In 2014, the United States Supreme Court issued a landmark decision in the intellectual property case Alice Corp. v. CLS Bank International. Melbourne-based Alice Corp. attempted to patent a computer-implemented, electronic escrow service. In a unanimous decision, the Supreme Court ruled that the patents granted to Alice Corp. by the United States Patent and Trademark Office (USPTO) were invalid because the software-related inventions were abstract ideas and therefore not patentable.
Why should Congress step into the 21st century debate?

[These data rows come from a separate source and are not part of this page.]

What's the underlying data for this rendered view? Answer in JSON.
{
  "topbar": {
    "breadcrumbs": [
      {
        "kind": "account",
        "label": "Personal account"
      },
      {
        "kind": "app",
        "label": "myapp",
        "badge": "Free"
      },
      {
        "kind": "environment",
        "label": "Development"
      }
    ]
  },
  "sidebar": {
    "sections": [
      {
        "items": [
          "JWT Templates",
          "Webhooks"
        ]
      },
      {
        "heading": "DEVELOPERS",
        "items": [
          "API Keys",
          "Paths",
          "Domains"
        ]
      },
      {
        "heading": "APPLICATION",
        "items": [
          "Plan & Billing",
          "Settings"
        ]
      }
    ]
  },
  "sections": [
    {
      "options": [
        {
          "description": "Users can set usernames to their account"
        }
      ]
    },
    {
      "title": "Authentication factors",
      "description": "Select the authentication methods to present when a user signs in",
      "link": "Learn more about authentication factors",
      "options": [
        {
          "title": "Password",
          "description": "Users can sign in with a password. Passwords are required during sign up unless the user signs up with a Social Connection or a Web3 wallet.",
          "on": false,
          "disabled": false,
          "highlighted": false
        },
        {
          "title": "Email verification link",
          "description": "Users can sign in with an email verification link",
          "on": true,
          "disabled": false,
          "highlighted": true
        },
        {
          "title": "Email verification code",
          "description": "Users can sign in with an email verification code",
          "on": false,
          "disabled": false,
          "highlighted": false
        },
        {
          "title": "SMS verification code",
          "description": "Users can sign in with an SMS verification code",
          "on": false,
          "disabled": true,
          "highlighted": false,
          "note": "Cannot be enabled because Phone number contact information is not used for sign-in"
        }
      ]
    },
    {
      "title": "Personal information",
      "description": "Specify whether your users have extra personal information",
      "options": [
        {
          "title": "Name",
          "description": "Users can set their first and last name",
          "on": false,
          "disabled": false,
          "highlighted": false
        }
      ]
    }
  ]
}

IP rights are often considered a driving force for technological innovation, deemed as “absolutely necessary to encourage creative intellectual endeavour in the public interest”. However, today’s post-Alice landscape is rife with legal uncertainty and is increasingly complex for innovators to navigate. The lack of standardisation also deals a significant blow to the investment opportunities and commercial development available to software companies.
Congress’ role in IP
In the year leading up to the Alice decision, software patents could be written and awarded without considering whether a subject matter was eligible for IP rights. However, this was not always the case. The exclusion of ‘abstract ideas’ from the patent system has a long history. Rules rooted in the first laws of the Founding era define patentable products as real-world technological inventions. Not ideas or algorithms per se.
In the 1960s and 1970s there was debate about whether software code should be protected by copyright. Congress put an end to the dispute in 1980, enacting the Computer Software Copyright Act to protect software developers and curb legal uncertainty. The new law confirmed that software would be protected by copyright and undoubtedly helped drive the PC Revolution of the next decade.
What can Congress do?
Obtaining software patents is difficult, but not impossible. The USPTO and lower courts including the Federal Circuit, continue to support new software. The real issue prompted by the Alice decision is more about where the Supreme Court has drawn the line on patenting abstract ideas. Most inventions at their heart are something abstract. If a middle ground cannot be properly defined, this could act as a disincentive to innovation. Users will be prevented from obtaining the legal protection they would expect for their efforts.
Congress could restrict legal uncertainty by reaffirming software as a patentable technological invention. After the PC Revolution in the 1990s, and as technology advanced, courts rightly recognised that software’s functional value should be protected by the patent system, as long as it can show “technical effect”. The patent system should be dedicated to safeguarding innovation and protecting inventors – not questioning the validity of their ideas.